The dazzling laser lights
Next was the song "Somewhere," the Pet Shop Boy's version of a West Side Story song, followed by "Leaving," "Thursday" (a new "Electric" song featuring a lively rap interlude from British recording artist Example and a memorable and catchy "stay for the weekend" chorus), "Love, Etc.," "I Get Excited (You Get Excited Too)" and "Miracle." 

Again, the duo raise the notch higher with a bevy of dance anthems to end the show - “Rent,” “It’s a Sin,” "Domino Dancing," the Village People cover "Go West" and  “Always on My Mind.” All these songs animated the crowd who responded with emotional fervor.   Of course, what is a concert without an encore.  After a clamor for more, the duo responded with  “West End Girls,” their most heard of song to date, plus the latest "Electric" single "Vocal" to end the hour and a half concert.  However, I was slightly disappointed that they didn't play the other Pet Shop Boys hits such as "Heart," "Love Comes Quickly" and "What Have I Done to Deserve This?"


The duo wearing their straw jackets

Chris and his mirror ball hat
All throughout  the concert, the duo made a number of costume changes, donning unique, avant-garde, extravagant and neon-intensive costumes, creations of costume designer Jeffrey Bryant, that could be defined as futuristic, wacky, mad and vibrant. It included jackets made completely from straws.  

They also changed wigs, headdress (including a bull-shaped piece to simulate minotaurs) and hats (including a mirror ball hat that, when hit by a spotlight, illuminated the coliseum).  Even when the duo were not on stage during costume changes, their pre-programmed electronic music still throbbed, pulsed and hammered away.
The upright beds
The giant projection screen, behind the open stage, is mapped on to a variety of surfaces including strategically-placed gauzes, set items and a back wall built to look like an enormous Venetian blind (or V blinds as they came to be known), created by Total Solutions, which opens and closes as part of the show. 

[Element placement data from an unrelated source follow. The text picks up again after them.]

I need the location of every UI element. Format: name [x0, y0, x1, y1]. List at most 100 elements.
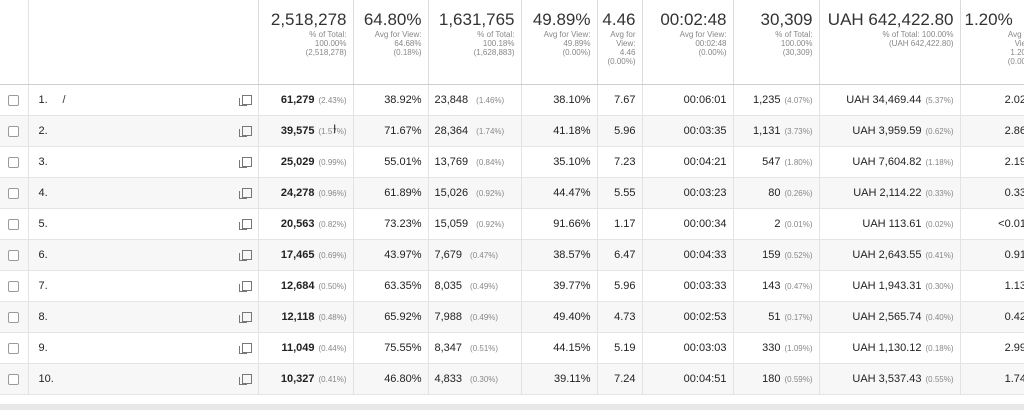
entrances-cell: 1,235 (4.07%)	[732, 84, 819, 116]
row-checkbox[interactable]	[8, 94, 20, 106]
page-value: UAH 3,959.59	[852, 125, 922, 137]
pageviews-cell: 12,118 (0.48%)	[257, 301, 353, 333]
pageviews-share: (0.99%)	[318, 158, 347, 167]
page-value-share: (0.02%)	[925, 220, 954, 229]
table-row: 9. 11,049 (0.44%) 75.55% 8,347 (0.51%) 44.15% 5…	[0, 332, 1024, 364]
row-checkbox[interactable]	[8, 342, 20, 354]
table-bottom-border	[0, 404, 1024, 410]
page-value: UAH 1,130.12	[852, 342, 922, 354]
metric-2-cell: 71.67%	[352, 115, 428, 147]
pageviews-cell: 61,279 (2.43%)	[257, 84, 353, 116]
table-row: 8. 12,118 (0.48%) 65.92% 7,988 (0.49%) 49.40% 4…	[0, 301, 1024, 333]
row-checkbox[interactable]	[8, 280, 20, 292]
page-cell: 5.	[27, 208, 258, 240]
pageviews-cell: 20,563 (0.82%)	[257, 208, 353, 240]
pageviews-value: 11,049	[281, 342, 315, 354]
totals-check-spacer	[0, 0, 28, 85]
entrances-value: 51	[768, 311, 781, 323]
open-external-icon[interactable]	[238, 157, 252, 168]
row-index: 6.	[38, 249, 48, 261]
open-external-icon[interactable]	[238, 250, 252, 261]
open-external-icon[interactable]	[238, 126, 252, 137]
row-checkbox[interactable]	[8, 311, 20, 323]
page-value: UAH 1,943.31	[852, 280, 922, 292]
page-value-cell: UAH 2,114.22 (0.33%)	[818, 177, 960, 209]
row-checkbox[interactable]	[8, 373, 20, 385]
page-value-share: (0.33%)	[925, 189, 954, 198]
open-external-icon[interactable]	[238, 374, 252, 385]
entrances-share: (1.80%)	[784, 158, 813, 167]
unique-pageviews-value: 8,035	[434, 280, 463, 292]
metric-6-cell: 00:04:33	[641, 239, 733, 271]
metric-4-cell: 91.66%	[520, 208, 597, 240]
open-external-icon[interactable]	[238, 343, 252, 354]
unique-pageviews-cell: 23,848 (1.46%)	[427, 84, 521, 116]
row-select-cell	[0, 239, 28, 271]
row-index: 10.	[38, 373, 54, 385]
row-checkbox[interactable]	[8, 249, 20, 261]
total-value: 4.46	[602, 10, 636, 29]
total-sub: 100.18%	[482, 39, 515, 48]
total-pageviews: 2,518,278 % of Total: 100.00% (2,518,278…	[257, 0, 353, 85]
total-sub: (0.00%)	[562, 48, 591, 57]
metric-6-cell: 00:04:21	[641, 146, 733, 178]
page-value-share: (0.41%)	[925, 251, 954, 260]
page-value: UAH 2,565.74	[852, 311, 922, 323]
row-checkbox[interactable]	[8, 156, 20, 168]
page-value-share: (0.18%)	[925, 344, 954, 353]
entrances-cell: 159 (0.52%)	[732, 239, 819, 271]
metric-4-cell: 38.57%	[520, 239, 597, 271]
metric-2-cell: 55.01%	[352, 146, 428, 178]
row-checkbox[interactable]	[8, 187, 20, 199]
page-path-link[interactable]: /	[62, 94, 66, 106]
pageviews-share: (0.50%)	[318, 282, 347, 291]
metric-5-cell: 5.96	[596, 270, 642, 302]
pageviews-value: 17,465	[280, 249, 315, 261]
total-page-value: UAH 642,422.80 % of Total: 100.00% (UAH …	[818, 0, 960, 85]
page-value: UAH 2,114.22	[853, 187, 922, 199]
totals-dimension-spacer	[27, 0, 258, 85]
unique-pageviews-share: (1.74%)	[476, 127, 505, 136]
total-value: 64.80%	[363, 10, 422, 29]
total-sub: Avg for View:	[374, 30, 422, 39]
metric-2-cell: 46.80%	[352, 363, 428, 395]
page-cell: 10.	[27, 363, 258, 395]
page-cell: 9.	[27, 332, 258, 364]
pageviews-value: 25,029	[280, 156, 315, 168]
row-checkbox[interactable]	[8, 218, 20, 230]
unique-pageviews-value: 7,988	[434, 311, 463, 323]
open-external-icon[interactable]	[238, 95, 252, 106]
pageviews-cell: 39,575 (1.57%)	[257, 115, 353, 147]
metric-6-cell: 00:03:33	[641, 270, 733, 302]
open-external-icon[interactable]	[238, 281, 252, 292]
row-select-cell	[0, 115, 28, 147]
page-value-cell: UAH 3,537.43 (0.55%)	[818, 363, 960, 395]
row-index: 2.	[38, 125, 48, 137]
total-sub: (UAH 642,422.80)	[889, 39, 954, 48]
total-sub: % of Total:	[309, 30, 347, 39]
metric-6-cell: 00:03:03	[641, 332, 733, 364]
entrances-cell: 143 (0.47%)	[732, 270, 819, 302]
metric-4-cell: 44.47%	[520, 177, 597, 209]
entrances-cell: 330 (1.09%)	[732, 332, 819, 364]
metric-last-cell: 2.99	[959, 332, 1024, 364]
metric-last-cell: 2.86	[959, 115, 1024, 147]
pageviews-cell: 10,327 (0.41%)	[257, 363, 353, 395]
page-value-share: (0.40%)	[925, 313, 954, 322]
metric-last-cell: 1.74	[959, 363, 1024, 395]
open-external-icon[interactable]	[238, 312, 252, 323]
table-row: 1./61,279 (2.43%) 38.92% 23,848 (1.46%) 38.10…	[0, 84, 1024, 116]
total-sub: (0.00	[1007, 57, 1024, 66]
open-external-icon[interactable]	[238, 219, 252, 230]
total-metric-4: 49.89% Avg for View: 49.89% (0.00%)	[520, 0, 597, 85]
page-value-share: (0.30%)	[925, 282, 954, 291]
metric-5-cell: 7.24	[596, 363, 642, 395]
total-sub: Avg for View:	[679, 30, 727, 39]
total-sub: Avg f	[1007, 30, 1024, 39]
metric-last-cell: 2.19	[959, 146, 1024, 178]
metric-5-cell: 7.23	[596, 146, 642, 178]
page-cell: 2.	[27, 115, 258, 147]
unique-pageviews-cell: 7,988 (0.49%)	[427, 301, 521, 333]
row-checkbox[interactable]	[8, 125, 20, 137]
open-external-icon[interactable]	[238, 188, 252, 199]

The first gauze, which goes up for the first three tracks, almost acts as a TV screen for the duo to perform behind.  The giant projection surface also disappears, in the blink of an eye, to reveal a wall of lights and strobes and then returns, as if by magic.  There are also rolling set piece performance spaces including an upright bed, which the duo stands in, which later revolves to become dance booths.  Aside from the duo, joining them on stage are 2 dancers, in peculiar headgear, who throw contemporary dance shapes, prance about and even ride on pogo sticks.
A combination of strobe lights and lasers


The resulting vibrant and pop-influenced show had everything; colorful lighting, vast projection screens with artily crafted images, content, incredible choreography, blasts of glittery confetti all over the stage (from cannons in the pit), a smoke machine, the hits and new songs (all delivered with character and conviction by Neil), plus it was full of energy.  Altogether, the concert was such a great show, more an art and design or theater-based production (created with acclaimed opera and theatrical designer Es Devlin), an unusual combination of concert, West End musical and art installation, rather than a normal rock music show.  A dazzling feast for the eyes as well as ears.